同い年

 その言葉にはどこか仲が良い、悪いの関係を越えた妙な連帯を感じさせる響きがある。冷静に考えれば錯覚の場合が多い、と頭(理性)で納得させようとしているにも関わらず、だ。高校までと違い、会社や所属団体ではあまり年齢の壁を感じない交流が多く、それはむしろ好ましいとすら思っているが、ふと同年代の面々が揃った時などは、いつもと違う感慨深さ(?)があるな。
 サッカー界では常にこの世代は“谷間”呼ばわりされてきた事もあり、同年代の選手に対する思いは他の選手とは全く違う。阿部、鈴木(啓)、山瀬、松井、野沢・・・皆、これまでのサッカー人生で何かしらの回り道をしてきた者ばかりだ。
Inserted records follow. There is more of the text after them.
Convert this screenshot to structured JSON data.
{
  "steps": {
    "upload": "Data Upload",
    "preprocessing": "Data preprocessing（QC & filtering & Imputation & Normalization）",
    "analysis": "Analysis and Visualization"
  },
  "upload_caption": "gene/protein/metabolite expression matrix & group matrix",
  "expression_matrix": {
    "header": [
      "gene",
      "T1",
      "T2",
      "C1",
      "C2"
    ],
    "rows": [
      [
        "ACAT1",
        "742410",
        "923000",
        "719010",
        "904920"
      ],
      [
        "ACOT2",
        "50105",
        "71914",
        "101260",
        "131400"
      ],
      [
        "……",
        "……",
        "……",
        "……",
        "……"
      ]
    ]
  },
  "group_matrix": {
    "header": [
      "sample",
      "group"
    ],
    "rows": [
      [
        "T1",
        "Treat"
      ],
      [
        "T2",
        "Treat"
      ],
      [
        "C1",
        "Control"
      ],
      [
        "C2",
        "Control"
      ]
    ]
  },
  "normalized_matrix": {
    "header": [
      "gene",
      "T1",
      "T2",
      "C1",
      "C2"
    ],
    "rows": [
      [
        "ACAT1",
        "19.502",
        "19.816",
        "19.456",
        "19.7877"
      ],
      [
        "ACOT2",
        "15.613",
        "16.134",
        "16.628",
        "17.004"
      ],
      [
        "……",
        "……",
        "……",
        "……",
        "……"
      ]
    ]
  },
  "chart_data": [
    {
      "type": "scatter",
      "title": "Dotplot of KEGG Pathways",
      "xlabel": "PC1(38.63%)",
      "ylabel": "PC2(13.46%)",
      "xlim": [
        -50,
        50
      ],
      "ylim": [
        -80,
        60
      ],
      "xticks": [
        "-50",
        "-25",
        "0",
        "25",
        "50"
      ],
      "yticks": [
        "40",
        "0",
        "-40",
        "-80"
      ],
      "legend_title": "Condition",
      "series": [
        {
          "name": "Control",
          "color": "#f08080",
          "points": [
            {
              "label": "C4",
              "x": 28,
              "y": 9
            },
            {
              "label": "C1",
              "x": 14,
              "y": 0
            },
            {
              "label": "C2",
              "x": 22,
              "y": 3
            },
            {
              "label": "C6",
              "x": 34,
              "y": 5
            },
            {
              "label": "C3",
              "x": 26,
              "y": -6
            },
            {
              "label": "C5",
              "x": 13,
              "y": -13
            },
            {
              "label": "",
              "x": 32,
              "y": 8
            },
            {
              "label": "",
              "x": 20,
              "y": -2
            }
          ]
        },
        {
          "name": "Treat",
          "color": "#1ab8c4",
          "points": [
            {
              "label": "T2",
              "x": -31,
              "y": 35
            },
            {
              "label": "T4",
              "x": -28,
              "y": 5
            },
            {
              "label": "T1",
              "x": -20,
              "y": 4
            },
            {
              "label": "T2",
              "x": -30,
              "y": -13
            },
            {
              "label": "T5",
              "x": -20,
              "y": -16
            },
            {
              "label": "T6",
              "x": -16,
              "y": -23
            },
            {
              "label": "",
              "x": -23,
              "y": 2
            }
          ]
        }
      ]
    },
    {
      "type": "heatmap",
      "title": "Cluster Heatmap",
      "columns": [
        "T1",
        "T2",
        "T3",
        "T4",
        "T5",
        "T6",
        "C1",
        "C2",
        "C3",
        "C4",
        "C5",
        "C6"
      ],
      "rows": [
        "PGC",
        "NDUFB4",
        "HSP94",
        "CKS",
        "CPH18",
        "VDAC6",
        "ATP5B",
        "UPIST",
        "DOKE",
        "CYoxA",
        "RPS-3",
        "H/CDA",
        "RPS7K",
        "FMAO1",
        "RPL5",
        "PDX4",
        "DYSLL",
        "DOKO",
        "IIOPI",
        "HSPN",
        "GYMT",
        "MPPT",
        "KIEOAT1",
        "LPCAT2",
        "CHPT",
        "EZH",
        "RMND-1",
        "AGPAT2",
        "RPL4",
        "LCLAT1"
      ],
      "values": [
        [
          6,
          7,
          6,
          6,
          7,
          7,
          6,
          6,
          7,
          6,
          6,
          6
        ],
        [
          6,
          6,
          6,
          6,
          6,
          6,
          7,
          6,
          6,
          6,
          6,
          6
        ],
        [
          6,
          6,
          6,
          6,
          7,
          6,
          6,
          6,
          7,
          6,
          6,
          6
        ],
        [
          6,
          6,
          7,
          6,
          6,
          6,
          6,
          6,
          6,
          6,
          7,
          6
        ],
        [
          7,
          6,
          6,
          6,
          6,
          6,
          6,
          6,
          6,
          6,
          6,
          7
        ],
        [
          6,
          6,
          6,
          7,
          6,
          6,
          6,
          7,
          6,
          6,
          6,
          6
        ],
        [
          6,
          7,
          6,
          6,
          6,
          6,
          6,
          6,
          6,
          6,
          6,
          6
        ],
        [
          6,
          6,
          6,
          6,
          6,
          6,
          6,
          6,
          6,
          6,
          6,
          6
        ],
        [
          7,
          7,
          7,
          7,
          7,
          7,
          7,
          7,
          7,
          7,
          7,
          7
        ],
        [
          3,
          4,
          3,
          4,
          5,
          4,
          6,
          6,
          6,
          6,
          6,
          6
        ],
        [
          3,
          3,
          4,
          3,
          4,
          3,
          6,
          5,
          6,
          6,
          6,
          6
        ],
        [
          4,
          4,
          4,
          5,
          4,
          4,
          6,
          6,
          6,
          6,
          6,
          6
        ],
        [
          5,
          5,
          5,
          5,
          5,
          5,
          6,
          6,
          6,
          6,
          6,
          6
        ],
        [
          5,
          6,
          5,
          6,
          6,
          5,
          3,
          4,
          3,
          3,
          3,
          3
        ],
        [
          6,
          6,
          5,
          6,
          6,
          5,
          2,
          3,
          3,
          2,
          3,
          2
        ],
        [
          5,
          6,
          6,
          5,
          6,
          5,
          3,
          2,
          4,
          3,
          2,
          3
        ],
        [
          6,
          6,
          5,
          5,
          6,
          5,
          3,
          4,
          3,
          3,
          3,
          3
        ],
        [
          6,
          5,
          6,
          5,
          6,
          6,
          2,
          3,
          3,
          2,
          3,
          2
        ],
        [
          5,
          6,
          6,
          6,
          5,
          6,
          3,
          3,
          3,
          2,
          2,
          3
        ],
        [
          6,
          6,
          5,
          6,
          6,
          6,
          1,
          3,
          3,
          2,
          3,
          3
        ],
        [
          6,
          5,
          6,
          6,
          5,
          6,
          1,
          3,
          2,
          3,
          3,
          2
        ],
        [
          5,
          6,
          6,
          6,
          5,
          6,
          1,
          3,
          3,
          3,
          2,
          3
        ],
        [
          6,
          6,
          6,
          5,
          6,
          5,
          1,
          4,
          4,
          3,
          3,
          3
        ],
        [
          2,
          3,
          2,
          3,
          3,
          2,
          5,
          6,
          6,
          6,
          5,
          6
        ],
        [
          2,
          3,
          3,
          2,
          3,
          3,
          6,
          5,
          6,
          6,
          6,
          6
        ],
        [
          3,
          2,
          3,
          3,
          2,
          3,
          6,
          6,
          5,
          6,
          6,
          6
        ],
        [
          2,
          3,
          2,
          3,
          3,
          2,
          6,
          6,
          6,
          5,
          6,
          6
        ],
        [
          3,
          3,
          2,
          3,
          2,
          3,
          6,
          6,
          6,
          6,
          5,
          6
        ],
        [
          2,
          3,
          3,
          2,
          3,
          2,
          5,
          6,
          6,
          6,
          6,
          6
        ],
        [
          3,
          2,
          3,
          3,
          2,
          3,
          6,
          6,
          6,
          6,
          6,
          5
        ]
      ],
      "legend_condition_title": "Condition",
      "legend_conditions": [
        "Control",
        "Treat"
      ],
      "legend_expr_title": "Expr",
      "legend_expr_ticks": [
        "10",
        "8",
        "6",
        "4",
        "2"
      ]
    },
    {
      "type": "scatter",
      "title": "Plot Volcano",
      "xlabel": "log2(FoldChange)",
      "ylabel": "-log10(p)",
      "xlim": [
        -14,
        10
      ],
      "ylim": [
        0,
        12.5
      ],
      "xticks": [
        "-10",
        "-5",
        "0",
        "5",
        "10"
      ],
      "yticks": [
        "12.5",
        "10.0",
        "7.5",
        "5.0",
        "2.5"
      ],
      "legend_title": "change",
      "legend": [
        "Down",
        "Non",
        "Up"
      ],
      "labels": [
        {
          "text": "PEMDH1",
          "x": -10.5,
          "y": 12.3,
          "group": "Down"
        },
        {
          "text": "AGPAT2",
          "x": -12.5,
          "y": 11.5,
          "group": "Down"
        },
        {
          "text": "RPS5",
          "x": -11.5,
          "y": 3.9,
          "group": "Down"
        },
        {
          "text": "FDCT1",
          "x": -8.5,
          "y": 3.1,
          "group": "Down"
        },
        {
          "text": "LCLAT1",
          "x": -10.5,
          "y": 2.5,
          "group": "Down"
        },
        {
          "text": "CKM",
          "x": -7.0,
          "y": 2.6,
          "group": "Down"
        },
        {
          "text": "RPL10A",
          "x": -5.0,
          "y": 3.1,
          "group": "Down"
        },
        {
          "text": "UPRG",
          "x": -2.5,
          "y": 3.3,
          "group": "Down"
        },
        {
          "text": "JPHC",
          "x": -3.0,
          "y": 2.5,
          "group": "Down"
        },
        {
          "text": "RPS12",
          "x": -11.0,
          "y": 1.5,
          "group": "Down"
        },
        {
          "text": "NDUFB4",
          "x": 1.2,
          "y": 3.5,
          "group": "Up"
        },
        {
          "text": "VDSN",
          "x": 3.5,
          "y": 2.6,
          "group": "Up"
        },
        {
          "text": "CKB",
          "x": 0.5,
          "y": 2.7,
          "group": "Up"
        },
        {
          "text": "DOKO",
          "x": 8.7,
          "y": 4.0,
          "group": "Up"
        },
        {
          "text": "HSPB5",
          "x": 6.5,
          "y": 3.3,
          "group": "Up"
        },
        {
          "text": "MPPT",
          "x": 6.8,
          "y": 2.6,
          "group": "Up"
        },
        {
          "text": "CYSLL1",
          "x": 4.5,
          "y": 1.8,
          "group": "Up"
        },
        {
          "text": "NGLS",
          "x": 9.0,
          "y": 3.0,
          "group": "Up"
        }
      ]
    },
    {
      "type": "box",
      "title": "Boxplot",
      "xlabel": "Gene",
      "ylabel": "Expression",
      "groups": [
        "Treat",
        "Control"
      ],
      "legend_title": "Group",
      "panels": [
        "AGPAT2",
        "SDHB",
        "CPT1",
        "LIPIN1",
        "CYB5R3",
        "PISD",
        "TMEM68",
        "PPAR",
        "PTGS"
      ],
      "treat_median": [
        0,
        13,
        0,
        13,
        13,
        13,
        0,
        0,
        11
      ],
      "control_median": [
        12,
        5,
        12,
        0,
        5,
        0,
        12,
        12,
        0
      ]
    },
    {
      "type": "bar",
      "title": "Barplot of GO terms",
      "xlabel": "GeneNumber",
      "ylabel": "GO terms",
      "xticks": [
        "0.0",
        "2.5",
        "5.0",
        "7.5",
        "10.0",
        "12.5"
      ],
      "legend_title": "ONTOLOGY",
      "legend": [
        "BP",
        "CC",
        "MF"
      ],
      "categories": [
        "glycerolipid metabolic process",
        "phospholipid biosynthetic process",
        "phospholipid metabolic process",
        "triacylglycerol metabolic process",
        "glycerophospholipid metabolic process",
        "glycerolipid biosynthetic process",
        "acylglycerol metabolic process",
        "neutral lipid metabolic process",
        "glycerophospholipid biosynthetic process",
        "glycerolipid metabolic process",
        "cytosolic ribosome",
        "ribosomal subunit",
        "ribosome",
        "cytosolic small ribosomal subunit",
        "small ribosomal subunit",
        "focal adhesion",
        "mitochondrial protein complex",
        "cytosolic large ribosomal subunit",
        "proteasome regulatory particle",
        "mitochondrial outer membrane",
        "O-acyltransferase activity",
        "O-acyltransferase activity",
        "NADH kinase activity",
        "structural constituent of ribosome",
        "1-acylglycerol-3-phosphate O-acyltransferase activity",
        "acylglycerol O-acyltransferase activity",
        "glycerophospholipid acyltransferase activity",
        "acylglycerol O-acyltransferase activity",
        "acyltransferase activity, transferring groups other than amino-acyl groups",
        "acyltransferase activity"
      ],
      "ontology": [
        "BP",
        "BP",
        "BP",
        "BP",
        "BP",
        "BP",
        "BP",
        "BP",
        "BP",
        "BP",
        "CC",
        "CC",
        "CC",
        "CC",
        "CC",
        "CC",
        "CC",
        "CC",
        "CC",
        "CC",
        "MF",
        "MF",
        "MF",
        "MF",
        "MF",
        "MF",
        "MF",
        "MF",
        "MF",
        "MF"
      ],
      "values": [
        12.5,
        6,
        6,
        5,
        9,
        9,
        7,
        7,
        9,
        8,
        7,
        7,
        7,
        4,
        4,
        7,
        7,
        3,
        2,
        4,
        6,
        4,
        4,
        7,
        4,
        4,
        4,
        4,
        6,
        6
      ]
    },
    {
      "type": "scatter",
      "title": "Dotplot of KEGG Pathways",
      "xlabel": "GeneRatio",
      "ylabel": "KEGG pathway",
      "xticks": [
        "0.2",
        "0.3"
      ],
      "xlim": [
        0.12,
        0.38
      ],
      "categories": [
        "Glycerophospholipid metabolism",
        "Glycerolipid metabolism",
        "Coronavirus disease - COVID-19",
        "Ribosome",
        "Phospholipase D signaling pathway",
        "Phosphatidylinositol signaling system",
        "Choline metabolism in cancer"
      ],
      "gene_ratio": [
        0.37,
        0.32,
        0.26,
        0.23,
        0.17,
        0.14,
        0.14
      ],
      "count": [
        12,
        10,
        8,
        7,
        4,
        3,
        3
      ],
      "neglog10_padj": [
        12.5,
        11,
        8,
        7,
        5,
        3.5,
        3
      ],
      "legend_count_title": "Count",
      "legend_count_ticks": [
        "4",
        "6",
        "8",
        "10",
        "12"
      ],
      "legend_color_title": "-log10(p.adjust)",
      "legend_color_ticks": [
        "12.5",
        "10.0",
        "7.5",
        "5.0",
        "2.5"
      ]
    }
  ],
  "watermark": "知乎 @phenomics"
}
怪我、レギュラー争い、W杯や五輪のメンバー落ち、J2降格etc.上に“黄金”が君臨していた事もあってこれまでなかなか日の当る事の無かった世代だが、今や潜在能力を発揮してそれぞれの所属クラブで主力となり、オシム就任後はようやくにして代表でも主役になりつつあるのが心底嬉しい。
  振り返って周りはどうだろうか?バイト先で会った唯一の同期とは今でもフットサル、サッカー観戦で関係が続いているし、所属団体で出会った同い年はなかなか濃ゆい面子が多く、はっきり言ってそれぞれ長所と同じ位の欠点も兼ね備えた(含自分)素晴らしき面々であるが、だからこそこれまで関係が続いてこれたのかもしれない。


 “同い年”だから出来ない事がある。

 “同い年”だから言える事もある。

 思いを伝えるのに、道は1つとは限らない。どんな道を選んだとて、伝えるべき思いに変わりは無い。

 
 明日はナビスコ決勝かー。秋晴れの国立、またあの素晴らしい雰囲気を楽しめると思うと嬉しい限り。